Hamilton, the historical hip-hop-infused musical at the Public that’s received critical and audience acclaim, is moving to Broadway—but not in time to upend this season’s Tony Awards on June 7.
The show begins previews at the Richard Rodgers Theatre on July 13, and opens Aug. 6. The announcement halts speculation that Hamilton, written and starring Lin-Manuel Miranda, would abort its sold-out engagement to transfer immediately to Broadway in order capitalize on its mostly rapturous reviews. Jeffrey Seller, who is producing the transfer with Jill Furman, Sander Jacobs and the Public, said in an interview at the Public that the roughly $12 million capitalization is already raised.

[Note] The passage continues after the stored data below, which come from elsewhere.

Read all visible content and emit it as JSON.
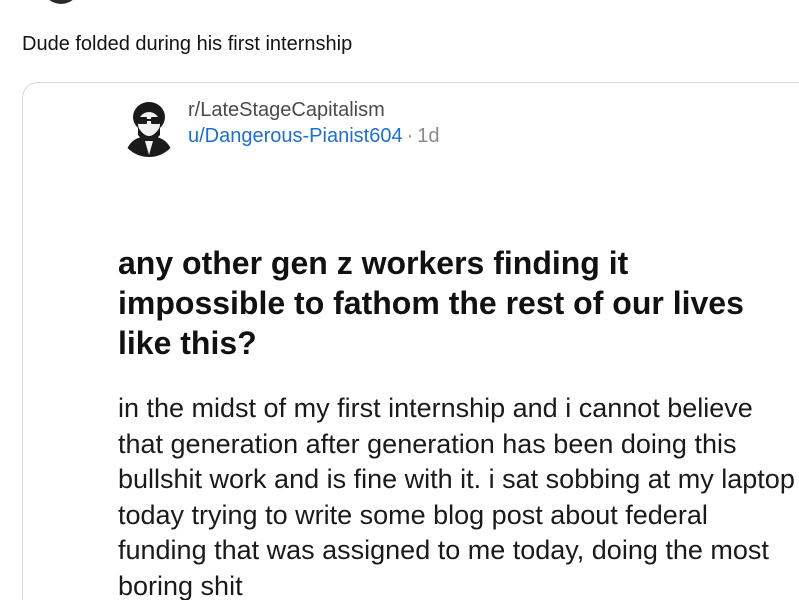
{
  "tweet": {
    "text": "Dude folded during his first internship"
  },
  "quoted_post": {
    "avatar_icon": "bearded-man-glasses-avatar",
    "subreddit": "r/LateStageCapitalism",
    "username": "u/Dangerous-Pianist604",
    "separator": "·",
    "age": "1d",
    "title": "any other gen z workers finding it impossible to fathom the rest of our lives like this?",
    "body": "in the midst of my first internship and i cannot believe that generation after generation has been doing this bullshit work and is fine with it. i sat sobbing at my laptop today trying to write some blog post about federal funding that was assigned to me today, doing the most boring shit"
  },
  "colors": {
    "username_link": "#1d6fd1",
    "card_border": "#cfd9de"
  }
}
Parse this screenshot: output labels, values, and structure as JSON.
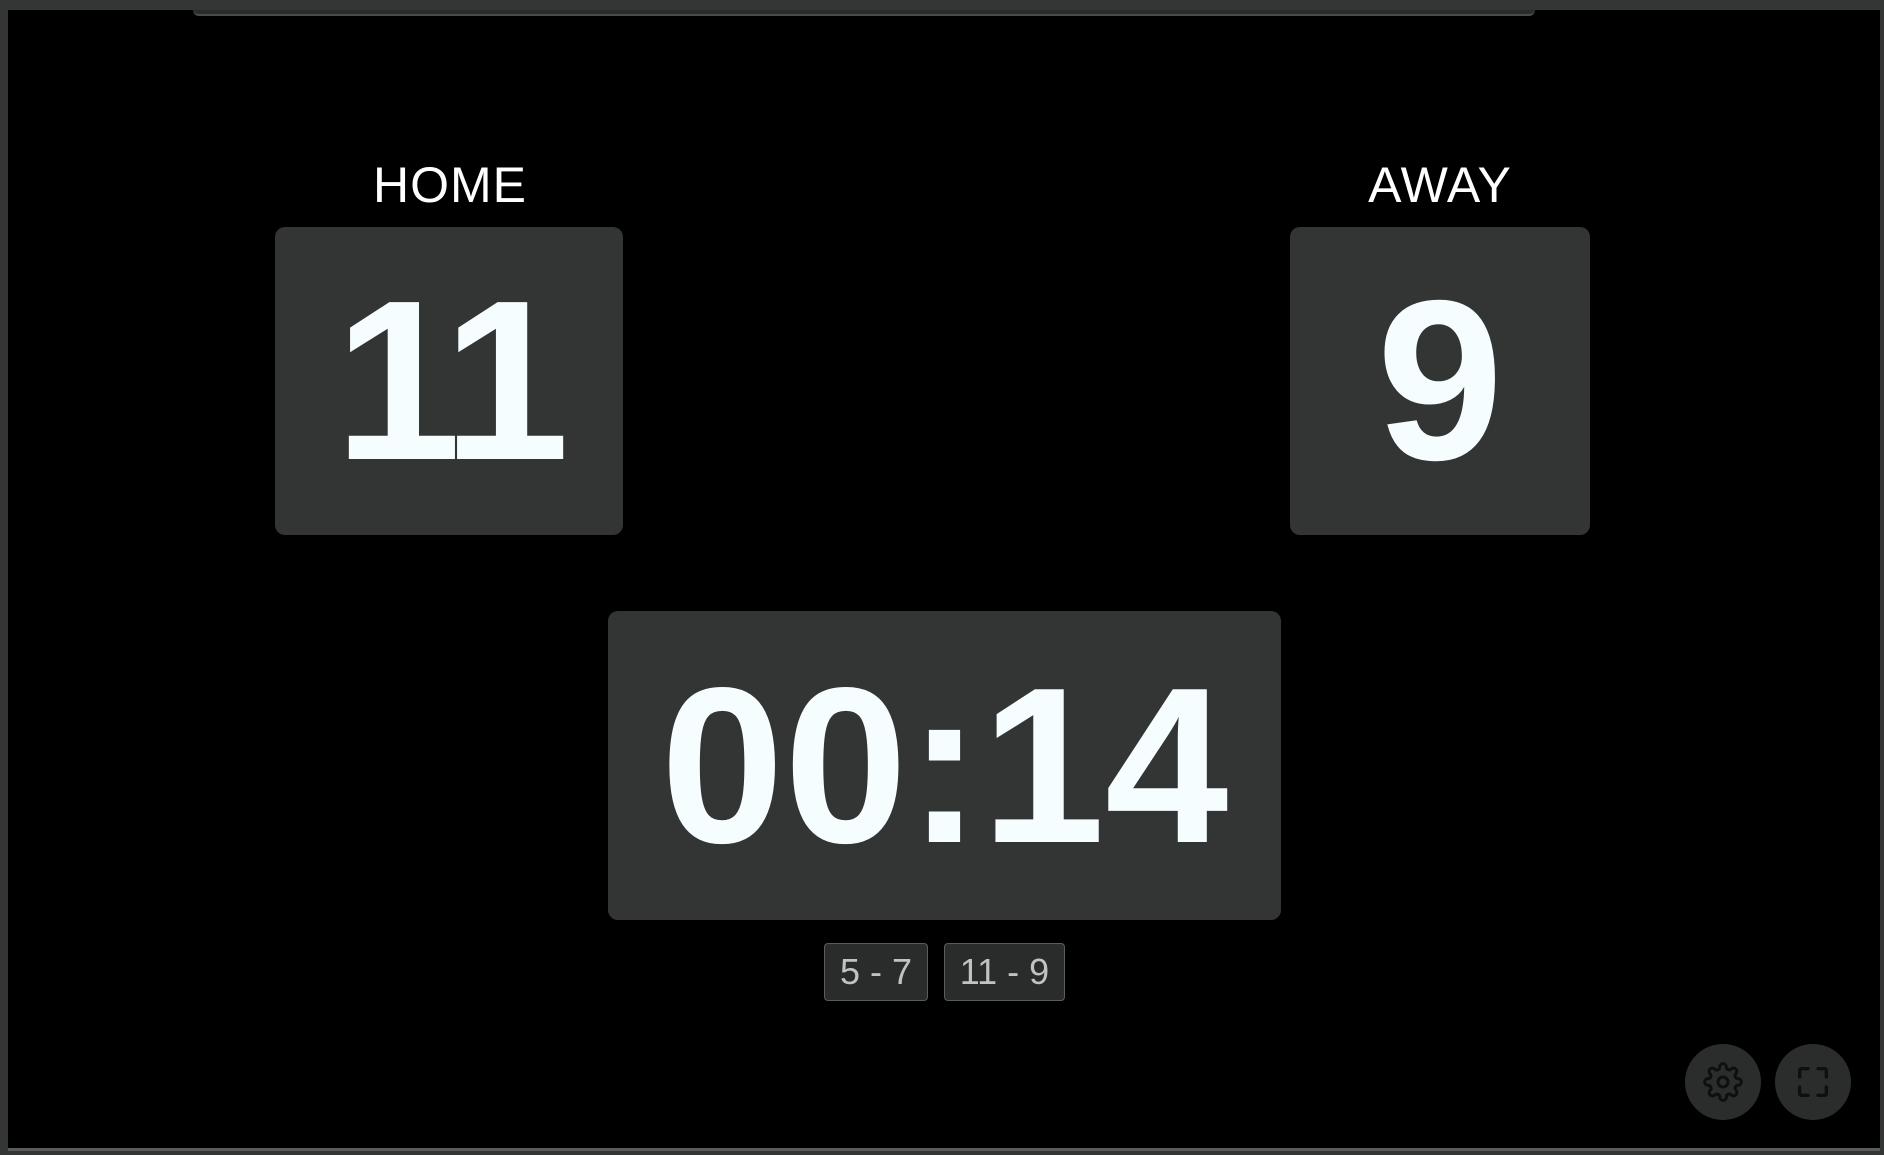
{
  "home": {
    "label": "HOME",
    "score": "11"
  },
  "away": {
    "label": "AWAY",
    "score": "9"
  },
  "clock": {
    "time": "00:14"
  },
  "history": [
    {
      "label": "5 - 7"
    },
    {
      "label": "11 - 9"
    }
  ],
  "controls": {
    "settings_icon": "gear-icon",
    "fullscreen_icon": "fullscreen-icon"
  },
  "colors": {
    "background": "#000000",
    "panel": "#333534",
    "digits": "#f5fdff",
    "label": "#ffffff"
  }
}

Beneficiaries of the wait include the slew of new musicals opening in coming weeks, including Something Rotten a new musical comedy from Seller’s former producing partner, Kevin McCollum, who was among those Miranda thanked when he won his Tony for best score for In the Heights in 2008; as well as Fun Home, a finalist for the Pulitzer Prize that debuted at the Public in 2013, plus An American in Paris and Doctor Zhivago. Hamilton holding off until 2015-16 could also help any award ambitions of Sting, whose short-lived The Last Ship is a likely nominee for original score. Seller was a lead producer of that show, as was Sting himself.

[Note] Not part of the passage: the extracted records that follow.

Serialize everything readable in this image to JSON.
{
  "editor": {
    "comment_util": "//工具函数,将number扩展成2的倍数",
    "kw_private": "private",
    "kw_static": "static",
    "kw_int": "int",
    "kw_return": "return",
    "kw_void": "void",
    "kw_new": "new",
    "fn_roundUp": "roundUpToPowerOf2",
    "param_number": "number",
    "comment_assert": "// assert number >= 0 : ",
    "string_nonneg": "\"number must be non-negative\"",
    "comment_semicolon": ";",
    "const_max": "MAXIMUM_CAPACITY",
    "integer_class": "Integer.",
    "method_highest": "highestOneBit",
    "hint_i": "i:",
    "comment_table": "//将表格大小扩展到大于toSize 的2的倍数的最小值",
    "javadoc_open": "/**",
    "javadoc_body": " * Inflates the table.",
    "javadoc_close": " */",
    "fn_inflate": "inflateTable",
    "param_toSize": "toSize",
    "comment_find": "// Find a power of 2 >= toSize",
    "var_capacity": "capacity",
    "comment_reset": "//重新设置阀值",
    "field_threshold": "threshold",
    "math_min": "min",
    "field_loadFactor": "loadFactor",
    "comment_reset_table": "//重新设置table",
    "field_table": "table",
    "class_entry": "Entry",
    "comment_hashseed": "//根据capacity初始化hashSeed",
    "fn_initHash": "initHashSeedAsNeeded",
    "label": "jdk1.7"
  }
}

The risk of a delay is that Tony voters may not be as swept up next year as they’d likely be this spring, when Hamilton, based on the life of Alexander Hamilton, is the toughest ticket in town and Broadway doesn’t have another boffo new musical. “I think they”ll be fine,” said Luis Miranda, who is Lin-Manuel’s father and a political consultant. “Wicked has been hot for a long time. The Book of Mormon has been hot for a long time.”

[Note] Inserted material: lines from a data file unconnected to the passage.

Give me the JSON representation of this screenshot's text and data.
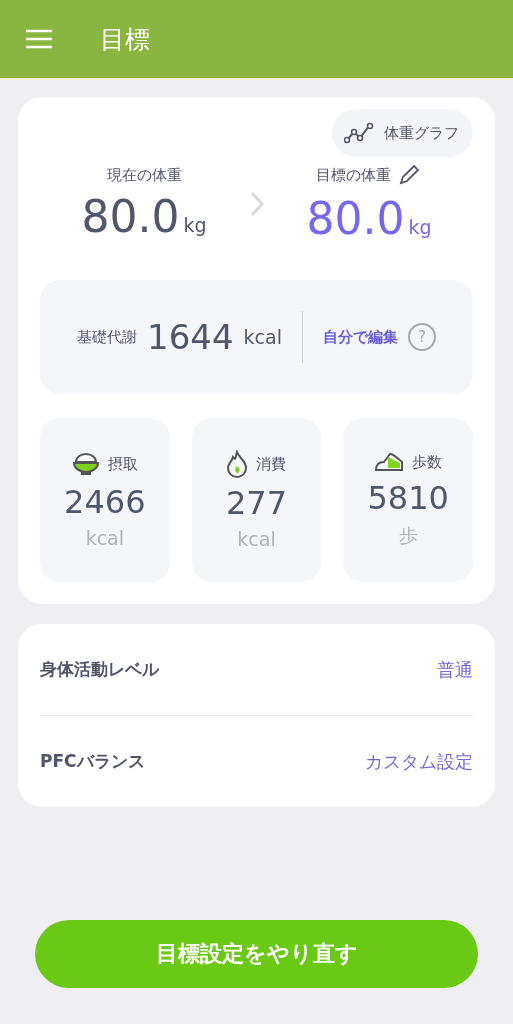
{
  "header": {
    "title": "目標"
  },
  "graph_button": {
    "label": "体重グラフ"
  },
  "weights": [
    {
      "kind": "current",
      "label": "現在の体重",
      "value": "80.0",
      "unit": "kg",
      "editable": false
    },
    {
      "kind": "target",
      "label": "目標の体重",
      "value": "80.0",
      "unit": "kg",
      "editable": true
    }
  ],
  "bmr": {
    "label": "基礎代謝",
    "value": "1644",
    "unit": "kcal",
    "edit_link": "自分で編集",
    "help": "?"
  },
  "stats": [
    {
      "kind": "intake",
      "label": "摂取",
      "value": "2466",
      "unit": "kcal"
    },
    {
      "kind": "burn",
      "label": "消費",
      "value": "277",
      "unit": "kcal"
    },
    {
      "kind": "steps",
      "label": "歩数",
      "value": "5810",
      "unit": "歩"
    }
  ],
  "settings": [
    {
      "label": "身体活動レベル",
      "value": "普通"
    },
    {
      "label": "PFCバランス",
      "value": "カスタム設定"
    }
  ],
  "reset_button": {
    "label": "目標設定をやり直す"
  }
}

Hamilton has been on Broadway’s radar since at least January 2012, when the composer and others performed songs at Lincoln Center’s American Songbook series from the work-in-progress he then called Hamilton Mixtape. (In 2009, he performed the first number he wrote for the show at the White House.) Critic Stephen Holden in the New York Times called the Lincoln Center selection “an obvious game changer.” Miranda has said that reading Ron Chernow’s 2004 biography of Alexander Hamilton, an impoverished immigrant from St. Croix who was the first U.S. Treasury secretary, reminded him of both the rapper Tupac Shakur and his own father, who moved to Chelsea from Puerto Rico when he was 18. “You’re humbled by it,” Luis Miranda said of the comparison.
Tickets for the Broadway show, which like In the Heights is directed by Thomas Kail and choreographed by Andy Blankenbuehler, go on sale on March 8.